Feeling the darkness that was a fiery storm around Lucy. Were ever she walked the shadow fire lit everything on fire. This nightmare world was burning but the closer she got to me the fire wouldn't harm me. In fact the closer she got the brighter the light around me shone. So I was now the light while she was the dark . Her vectors were precise and quick if I made one wrong move I would be hurt. Ashes feel all around me as she stopped a foot away from me. The ashes that happened to fall near me turned into floating light orbs.

My eyes lock with my younger darker selfs. The determination to end this all coursed through me with the force of the fiery storm that swarmed all around us. The orbs that floated burned brighter as Lucy came closer with vectors out stretched. I could see all of her attempts through for what they were her threats were empty like ther look on her emotionless face. "We can't keep doing this. No more people need to suffer like Kouta, Yuuka, Nana, and Kurama. We took things from them that can't be replaced. So please just stop or I will take you down!" By the look on her face my thoughts weren't shared. She would try to take my body by force an destroy the world.

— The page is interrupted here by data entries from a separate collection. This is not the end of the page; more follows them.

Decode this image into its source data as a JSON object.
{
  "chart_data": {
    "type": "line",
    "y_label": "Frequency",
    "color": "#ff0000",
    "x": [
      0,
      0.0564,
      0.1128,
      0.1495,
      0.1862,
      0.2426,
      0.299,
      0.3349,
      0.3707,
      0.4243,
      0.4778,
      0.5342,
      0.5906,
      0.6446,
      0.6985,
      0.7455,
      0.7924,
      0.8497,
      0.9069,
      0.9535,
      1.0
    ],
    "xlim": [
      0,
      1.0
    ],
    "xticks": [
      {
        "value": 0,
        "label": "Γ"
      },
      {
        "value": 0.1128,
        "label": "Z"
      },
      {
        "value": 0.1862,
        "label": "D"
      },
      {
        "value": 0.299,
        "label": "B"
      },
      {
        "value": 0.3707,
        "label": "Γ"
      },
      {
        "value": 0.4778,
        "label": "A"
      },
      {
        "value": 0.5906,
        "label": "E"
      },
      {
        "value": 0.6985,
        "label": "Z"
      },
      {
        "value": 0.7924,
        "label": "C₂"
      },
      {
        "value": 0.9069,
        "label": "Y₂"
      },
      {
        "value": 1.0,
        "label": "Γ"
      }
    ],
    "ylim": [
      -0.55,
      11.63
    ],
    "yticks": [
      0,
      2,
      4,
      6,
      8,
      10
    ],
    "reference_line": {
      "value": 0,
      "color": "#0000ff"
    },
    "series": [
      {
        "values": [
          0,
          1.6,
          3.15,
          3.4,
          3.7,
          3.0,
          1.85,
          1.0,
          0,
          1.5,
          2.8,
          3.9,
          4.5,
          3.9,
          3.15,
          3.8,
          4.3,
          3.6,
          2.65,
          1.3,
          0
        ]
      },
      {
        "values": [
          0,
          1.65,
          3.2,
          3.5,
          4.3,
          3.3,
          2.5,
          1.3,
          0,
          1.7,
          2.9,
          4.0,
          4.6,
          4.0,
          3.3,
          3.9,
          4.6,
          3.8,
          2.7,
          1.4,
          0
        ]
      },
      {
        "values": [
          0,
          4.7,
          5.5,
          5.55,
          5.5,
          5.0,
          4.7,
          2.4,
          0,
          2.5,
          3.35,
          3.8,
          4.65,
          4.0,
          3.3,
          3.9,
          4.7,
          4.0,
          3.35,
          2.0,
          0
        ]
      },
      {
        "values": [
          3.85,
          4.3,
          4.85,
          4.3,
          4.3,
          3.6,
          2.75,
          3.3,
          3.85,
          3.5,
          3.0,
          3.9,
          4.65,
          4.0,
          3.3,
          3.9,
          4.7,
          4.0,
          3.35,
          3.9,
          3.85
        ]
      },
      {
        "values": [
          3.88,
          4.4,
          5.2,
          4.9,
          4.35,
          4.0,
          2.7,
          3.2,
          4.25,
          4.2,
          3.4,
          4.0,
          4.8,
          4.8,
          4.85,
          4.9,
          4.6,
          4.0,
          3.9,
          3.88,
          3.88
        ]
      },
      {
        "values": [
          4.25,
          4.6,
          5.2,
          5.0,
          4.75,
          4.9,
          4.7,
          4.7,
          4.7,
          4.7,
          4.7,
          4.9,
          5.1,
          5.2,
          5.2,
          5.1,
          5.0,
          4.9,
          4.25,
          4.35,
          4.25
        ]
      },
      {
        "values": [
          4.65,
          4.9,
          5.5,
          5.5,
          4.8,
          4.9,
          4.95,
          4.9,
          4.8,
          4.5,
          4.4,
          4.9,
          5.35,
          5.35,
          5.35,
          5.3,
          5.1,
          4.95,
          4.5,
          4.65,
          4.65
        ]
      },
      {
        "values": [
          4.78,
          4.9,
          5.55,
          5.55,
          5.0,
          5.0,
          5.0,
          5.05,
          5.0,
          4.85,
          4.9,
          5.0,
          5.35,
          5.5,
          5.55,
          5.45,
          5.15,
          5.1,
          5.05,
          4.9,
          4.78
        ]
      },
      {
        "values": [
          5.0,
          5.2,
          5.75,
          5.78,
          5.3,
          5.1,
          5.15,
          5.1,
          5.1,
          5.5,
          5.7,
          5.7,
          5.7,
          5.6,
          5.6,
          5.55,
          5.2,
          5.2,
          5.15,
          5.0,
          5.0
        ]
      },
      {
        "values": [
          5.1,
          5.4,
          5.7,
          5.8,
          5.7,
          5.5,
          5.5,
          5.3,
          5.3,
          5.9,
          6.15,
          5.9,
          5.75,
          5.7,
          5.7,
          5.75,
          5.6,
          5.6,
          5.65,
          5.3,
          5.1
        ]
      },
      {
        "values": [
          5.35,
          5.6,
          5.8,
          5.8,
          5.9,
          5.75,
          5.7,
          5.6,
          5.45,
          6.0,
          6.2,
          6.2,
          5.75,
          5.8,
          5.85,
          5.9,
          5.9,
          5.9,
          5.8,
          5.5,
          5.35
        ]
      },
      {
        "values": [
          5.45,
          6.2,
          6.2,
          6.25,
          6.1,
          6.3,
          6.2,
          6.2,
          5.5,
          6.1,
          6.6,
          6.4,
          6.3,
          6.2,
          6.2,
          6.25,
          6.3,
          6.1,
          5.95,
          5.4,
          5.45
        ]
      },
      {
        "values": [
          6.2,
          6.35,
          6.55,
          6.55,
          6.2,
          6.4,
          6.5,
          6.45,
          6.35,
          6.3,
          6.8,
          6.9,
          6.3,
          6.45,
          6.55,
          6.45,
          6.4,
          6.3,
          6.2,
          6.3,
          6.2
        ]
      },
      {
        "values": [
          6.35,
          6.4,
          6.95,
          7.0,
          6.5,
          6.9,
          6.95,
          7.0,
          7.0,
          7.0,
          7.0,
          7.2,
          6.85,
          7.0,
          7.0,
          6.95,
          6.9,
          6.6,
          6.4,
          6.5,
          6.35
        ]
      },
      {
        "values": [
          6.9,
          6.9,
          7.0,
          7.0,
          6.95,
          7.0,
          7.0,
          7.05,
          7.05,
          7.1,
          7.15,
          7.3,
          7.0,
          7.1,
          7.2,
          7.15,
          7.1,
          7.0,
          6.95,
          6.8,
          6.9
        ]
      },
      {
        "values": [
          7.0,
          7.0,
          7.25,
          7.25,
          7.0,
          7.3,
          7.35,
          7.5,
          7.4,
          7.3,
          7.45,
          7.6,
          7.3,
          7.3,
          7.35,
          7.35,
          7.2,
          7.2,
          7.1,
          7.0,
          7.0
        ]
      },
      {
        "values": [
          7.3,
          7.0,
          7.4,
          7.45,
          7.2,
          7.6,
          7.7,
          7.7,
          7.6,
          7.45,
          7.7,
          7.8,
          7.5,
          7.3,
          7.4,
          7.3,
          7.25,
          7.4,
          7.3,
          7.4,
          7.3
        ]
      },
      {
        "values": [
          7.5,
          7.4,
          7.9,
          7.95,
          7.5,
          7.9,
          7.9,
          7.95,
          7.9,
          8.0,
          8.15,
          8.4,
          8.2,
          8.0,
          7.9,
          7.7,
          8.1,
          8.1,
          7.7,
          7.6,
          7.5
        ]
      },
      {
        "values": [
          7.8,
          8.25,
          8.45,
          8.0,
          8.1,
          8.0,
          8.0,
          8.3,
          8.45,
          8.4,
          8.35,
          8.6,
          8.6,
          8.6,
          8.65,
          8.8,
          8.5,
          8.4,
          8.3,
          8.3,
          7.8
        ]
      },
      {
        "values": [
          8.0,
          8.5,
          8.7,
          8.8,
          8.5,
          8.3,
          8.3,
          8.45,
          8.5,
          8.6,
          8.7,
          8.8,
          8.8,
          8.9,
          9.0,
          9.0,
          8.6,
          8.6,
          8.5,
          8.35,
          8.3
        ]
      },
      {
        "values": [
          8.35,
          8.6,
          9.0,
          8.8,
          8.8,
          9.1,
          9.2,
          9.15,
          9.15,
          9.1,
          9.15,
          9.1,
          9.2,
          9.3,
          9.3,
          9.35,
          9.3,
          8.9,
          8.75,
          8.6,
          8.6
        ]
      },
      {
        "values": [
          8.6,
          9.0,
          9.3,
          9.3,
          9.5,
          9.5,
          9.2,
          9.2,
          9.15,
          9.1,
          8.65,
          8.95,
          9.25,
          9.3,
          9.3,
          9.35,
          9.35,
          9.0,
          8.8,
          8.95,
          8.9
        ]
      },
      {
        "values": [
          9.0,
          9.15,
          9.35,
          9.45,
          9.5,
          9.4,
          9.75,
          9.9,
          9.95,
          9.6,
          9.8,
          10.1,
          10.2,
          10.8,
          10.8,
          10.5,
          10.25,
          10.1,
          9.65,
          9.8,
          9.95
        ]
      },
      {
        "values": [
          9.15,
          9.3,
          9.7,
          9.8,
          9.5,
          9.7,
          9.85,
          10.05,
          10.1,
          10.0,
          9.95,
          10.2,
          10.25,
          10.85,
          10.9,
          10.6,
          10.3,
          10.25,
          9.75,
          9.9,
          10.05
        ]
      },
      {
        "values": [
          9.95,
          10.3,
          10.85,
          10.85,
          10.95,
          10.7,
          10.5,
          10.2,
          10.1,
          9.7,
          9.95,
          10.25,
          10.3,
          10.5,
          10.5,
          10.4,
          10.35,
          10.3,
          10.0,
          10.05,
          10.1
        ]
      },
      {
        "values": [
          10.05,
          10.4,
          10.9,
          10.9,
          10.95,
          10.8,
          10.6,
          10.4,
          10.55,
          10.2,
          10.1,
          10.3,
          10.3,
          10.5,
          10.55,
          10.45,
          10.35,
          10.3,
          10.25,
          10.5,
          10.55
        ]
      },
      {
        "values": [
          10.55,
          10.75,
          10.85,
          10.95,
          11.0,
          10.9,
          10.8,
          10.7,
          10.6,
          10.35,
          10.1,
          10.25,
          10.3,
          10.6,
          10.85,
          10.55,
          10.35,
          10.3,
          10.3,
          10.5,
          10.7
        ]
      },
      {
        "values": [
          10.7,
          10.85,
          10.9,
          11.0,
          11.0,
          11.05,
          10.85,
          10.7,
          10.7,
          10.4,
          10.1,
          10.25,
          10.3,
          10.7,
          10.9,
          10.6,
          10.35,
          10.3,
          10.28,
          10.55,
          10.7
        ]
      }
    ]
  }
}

This was the end of the fight that I knew was coming. Because the younger me's form slowly started to shift. The once familar face started to rot the skin slowly melting down into a puddle of flesh and blood. She was no longer human. The rest of her body was molten flesh with bones showing. I couldn't stomach to look at what she changed into. But I could see the look into her sunken eyes. She was screaming out for me to just end it all. I took a deep breath an used all of the power I had left over my vectors an I ended her life. Realizing after I had done that I knew my own end would be near soon. Because my body was going to start failing after our fight.

Gun shots...I can hear them as if they were muffled. But who was shooting? They are in danger! Slowly the nightmare began to fade away as the dying form of Lucy vanished in a flurry of ashes. The world starting to come back in to focus. I could see Kurama holding a gun to my family with Mariko and Nana behind him. They will not suffer neigther side would because I was the one that they all wanted dead. I will not fight them as long as no harm came to patch work family.

"Kurama leave them alone. They have nothing to do with this fight. Its you and me. Kill me but leave them all alone because they have all suffered enough." I forced my body past Kouta, Nozomi, Yuuka, and Mayu. A hand reached out to grasp mine but I pushed it away giving the owner a look that said let go. I worked my way past them my eyes locked with cobalt blue of Kurama. My eyes held all of the emotion's I felt in that one moment I was still reeling from Lucy and Nyuu's vanishing presences from my mind but I won't stop him from ending this little war between so the score he said that I would pay would be done.

Shot...I can feel the pain as blood runs down both sides of my face. He shot my horns off. Black dots race across my line of vision an the world starts to fade. As the world fade's I feel my body fall into warm arms. The arms of one beautiful man that I love with all my heart. Soon I'm dead to the world being carried back to the inn were everyone is given orders to not leave the house unless it was important. Kurama drops his gun on a table in the livingroom an gives out this sigh while holding his arms open for his daughters.